Voilà donc une suite d'interrogations en un texte magnifique où P. Michon donne la pleine mesure à son écriture merveilleuse, l'offre à la gloire d'un des plus grands poètes français. Mais le lecteur reste sans réponses. Faut-il toujours en trouver d'ailleurs ? Ne peut-on garder le mystère tel qu'il est, tel qu'il nous illumine  ?
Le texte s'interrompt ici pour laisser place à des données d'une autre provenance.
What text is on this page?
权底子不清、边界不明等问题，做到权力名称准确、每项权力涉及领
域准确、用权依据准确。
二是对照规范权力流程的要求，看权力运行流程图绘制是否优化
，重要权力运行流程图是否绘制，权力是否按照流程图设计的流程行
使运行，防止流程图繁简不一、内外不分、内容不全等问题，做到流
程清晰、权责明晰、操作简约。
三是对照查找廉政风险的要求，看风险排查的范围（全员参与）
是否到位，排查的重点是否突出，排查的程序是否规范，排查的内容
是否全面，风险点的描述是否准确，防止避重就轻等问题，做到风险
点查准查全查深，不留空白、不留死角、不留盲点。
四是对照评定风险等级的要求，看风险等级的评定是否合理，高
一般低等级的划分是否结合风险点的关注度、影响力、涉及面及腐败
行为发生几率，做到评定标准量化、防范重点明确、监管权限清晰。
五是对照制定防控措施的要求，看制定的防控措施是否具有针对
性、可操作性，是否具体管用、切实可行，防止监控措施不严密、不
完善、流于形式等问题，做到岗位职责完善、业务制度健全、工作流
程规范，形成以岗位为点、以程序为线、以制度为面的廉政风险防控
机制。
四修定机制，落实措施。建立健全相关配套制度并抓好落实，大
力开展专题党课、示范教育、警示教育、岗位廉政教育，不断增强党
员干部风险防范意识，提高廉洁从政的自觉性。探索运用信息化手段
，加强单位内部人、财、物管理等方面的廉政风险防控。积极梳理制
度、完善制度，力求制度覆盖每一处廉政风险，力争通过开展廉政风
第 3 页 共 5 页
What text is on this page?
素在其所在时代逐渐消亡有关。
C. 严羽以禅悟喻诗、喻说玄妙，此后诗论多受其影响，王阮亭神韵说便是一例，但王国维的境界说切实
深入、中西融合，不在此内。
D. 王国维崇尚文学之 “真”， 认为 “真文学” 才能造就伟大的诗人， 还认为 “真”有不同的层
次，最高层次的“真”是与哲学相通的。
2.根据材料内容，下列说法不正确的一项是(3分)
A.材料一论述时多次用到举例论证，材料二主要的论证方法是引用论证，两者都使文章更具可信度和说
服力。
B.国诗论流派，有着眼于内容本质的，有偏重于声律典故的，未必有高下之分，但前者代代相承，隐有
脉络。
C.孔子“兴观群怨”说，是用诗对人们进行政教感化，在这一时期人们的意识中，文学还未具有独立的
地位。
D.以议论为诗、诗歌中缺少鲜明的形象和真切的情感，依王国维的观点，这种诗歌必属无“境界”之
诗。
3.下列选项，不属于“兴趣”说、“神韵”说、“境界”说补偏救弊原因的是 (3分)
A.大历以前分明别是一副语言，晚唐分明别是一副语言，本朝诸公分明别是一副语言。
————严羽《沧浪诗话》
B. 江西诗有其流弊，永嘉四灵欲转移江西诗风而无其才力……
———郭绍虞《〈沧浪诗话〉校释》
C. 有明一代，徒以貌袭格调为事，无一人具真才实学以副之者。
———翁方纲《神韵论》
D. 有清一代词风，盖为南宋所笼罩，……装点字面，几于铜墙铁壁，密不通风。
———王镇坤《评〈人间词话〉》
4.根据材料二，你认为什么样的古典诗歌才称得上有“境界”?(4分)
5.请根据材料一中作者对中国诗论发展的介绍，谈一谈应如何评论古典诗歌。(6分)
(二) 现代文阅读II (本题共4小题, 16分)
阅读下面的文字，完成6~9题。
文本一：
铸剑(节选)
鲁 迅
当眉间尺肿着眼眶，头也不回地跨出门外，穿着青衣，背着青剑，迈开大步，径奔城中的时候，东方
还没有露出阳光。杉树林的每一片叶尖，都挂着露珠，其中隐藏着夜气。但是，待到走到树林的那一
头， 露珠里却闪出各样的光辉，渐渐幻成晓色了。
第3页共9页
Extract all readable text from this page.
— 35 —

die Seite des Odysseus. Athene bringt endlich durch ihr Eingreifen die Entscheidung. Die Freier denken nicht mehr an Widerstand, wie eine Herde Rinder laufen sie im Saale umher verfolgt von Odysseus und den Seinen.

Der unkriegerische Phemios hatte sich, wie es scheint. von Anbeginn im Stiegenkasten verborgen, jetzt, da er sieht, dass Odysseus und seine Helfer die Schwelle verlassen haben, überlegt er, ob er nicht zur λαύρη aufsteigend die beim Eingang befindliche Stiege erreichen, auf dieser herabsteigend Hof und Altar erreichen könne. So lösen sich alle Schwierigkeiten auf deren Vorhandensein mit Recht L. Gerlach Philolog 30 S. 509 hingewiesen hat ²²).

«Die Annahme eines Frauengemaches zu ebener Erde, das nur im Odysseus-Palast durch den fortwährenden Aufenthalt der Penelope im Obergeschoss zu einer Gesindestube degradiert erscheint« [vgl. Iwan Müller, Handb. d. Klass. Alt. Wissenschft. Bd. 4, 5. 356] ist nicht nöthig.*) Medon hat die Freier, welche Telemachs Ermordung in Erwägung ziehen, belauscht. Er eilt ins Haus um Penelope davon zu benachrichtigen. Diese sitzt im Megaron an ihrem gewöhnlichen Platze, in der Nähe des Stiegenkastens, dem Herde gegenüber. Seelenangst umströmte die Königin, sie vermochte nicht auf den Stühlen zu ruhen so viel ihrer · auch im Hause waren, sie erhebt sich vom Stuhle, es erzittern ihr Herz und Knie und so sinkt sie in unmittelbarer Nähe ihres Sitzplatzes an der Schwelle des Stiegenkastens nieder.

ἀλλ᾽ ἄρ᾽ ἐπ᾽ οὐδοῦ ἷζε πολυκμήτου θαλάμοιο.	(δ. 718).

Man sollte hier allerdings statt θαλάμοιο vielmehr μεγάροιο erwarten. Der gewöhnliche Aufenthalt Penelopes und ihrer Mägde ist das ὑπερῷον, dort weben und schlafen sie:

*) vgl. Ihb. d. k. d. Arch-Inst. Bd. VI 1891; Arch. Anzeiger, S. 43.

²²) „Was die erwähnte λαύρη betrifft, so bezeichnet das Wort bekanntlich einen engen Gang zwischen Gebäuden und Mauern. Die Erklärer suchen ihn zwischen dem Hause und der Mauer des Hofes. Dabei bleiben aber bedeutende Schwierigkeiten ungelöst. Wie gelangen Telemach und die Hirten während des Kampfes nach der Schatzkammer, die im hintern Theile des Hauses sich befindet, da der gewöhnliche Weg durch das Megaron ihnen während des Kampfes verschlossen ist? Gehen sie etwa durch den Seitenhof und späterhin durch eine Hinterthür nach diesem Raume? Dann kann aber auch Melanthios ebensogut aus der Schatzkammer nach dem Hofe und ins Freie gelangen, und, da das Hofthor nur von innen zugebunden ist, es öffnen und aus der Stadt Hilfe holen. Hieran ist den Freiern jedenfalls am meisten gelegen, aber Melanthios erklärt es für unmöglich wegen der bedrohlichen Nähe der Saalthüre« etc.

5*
A lire, à relire, à savourer pleinement.


Du même auteur : Les onze (chronique en 5 épisodes), La grande Beune

Dédale

Extrait :

Ça n'était pas non plus du ressort de Banville.
Il apparaît dans cette histoire lui aussi, pas loin d'Izambard, car on sait que l'adolescent lui envoya aux bons soins de l'éditeur Lemerre, des vers dans lesquels il avait mis tout son cœur  et les premiers sans doute qu'il jugeât montrables à un poète d'école. Les triomphes de distribution de prix ne lui suffisaient plus  ils avaient fait leur office  ils avaient nourri dans ce cœur de colère une ambition brutale en même temps qu'y naissait cette faculté incertaine, pose ou besogne, ou révélation d'En-Haut, ou un peu des trois, qu'on appelait dans ces temps le génie, cet attribut comme surnaturel qui ne se manifeste jamais en soi, sur la tête de l'homme ou dans son corps vivant et visible, ni nimbe, ni vigueur, ni beauté, ni jouvence, mais qui se manifeste pourtant dans d'infimes effets, et qu'on vérifie dans la perfection de petits morceaux de langue codée plus ou moins longs, écrits noir sur blanc. On sait que ces morceaux sont généralement infimes. On ne sait jamais s'ils sont parfaits, nous qui les lisons, ou si dans l'enfance on nous a soufflé qu'ils étaient parfaits, et nous le soufflons à notre tour à d'autres, sans fin  et celui qui les écrit ne le sait pas davantage, plutôt moins, il ne le sait qu'à l'instant où il accouple les tringles, où s'emboîtant sans bavure comme mortaise et tenon sèchement elles exultent, se referment avec le bruit triomphant des mâchoires, et c'est fini  et quand c'est fini de nouveau il tremble, le poète, c'est lui qui est dans les mâchoires, la tringle sur tringle, comme lui fût-il en personne la mâchoire jubilante du requin et le vers personnellement. À sa table donc il tremble comme un rat  mais quand il sort, il veut qu'on aperçoive une espèce de nimbe sur sa tête, et qu'on lui dise : car lui-même ne saurait le voir. Et pour en revenir au génie de Rimbaud, à cette très précise ambition furibonde au fin fond des Ardennes dans un bout d'homme renfrogné qui était aussi et en même temps du pur amour – car tout cela est mêlé, byzantin et nombreux comme la vieille théologie -, pour en revenir à lui qui de ce conflit, de ce nœud byzantin, est comme l'emblème, on ne sait pas si l'ambition précède et fomente le génie, à force de labeur l’engendre, ou si au contraire le génie déployant par pur miracle ses ailes s'avise après coup de l'ombre qu’elles font, des hommes qui accourent dans ce mirage, et dès lors celui qui est le jouet de cet attribut fantôme et projette cette ombre s'en infatue, veut l'accroître, se damne.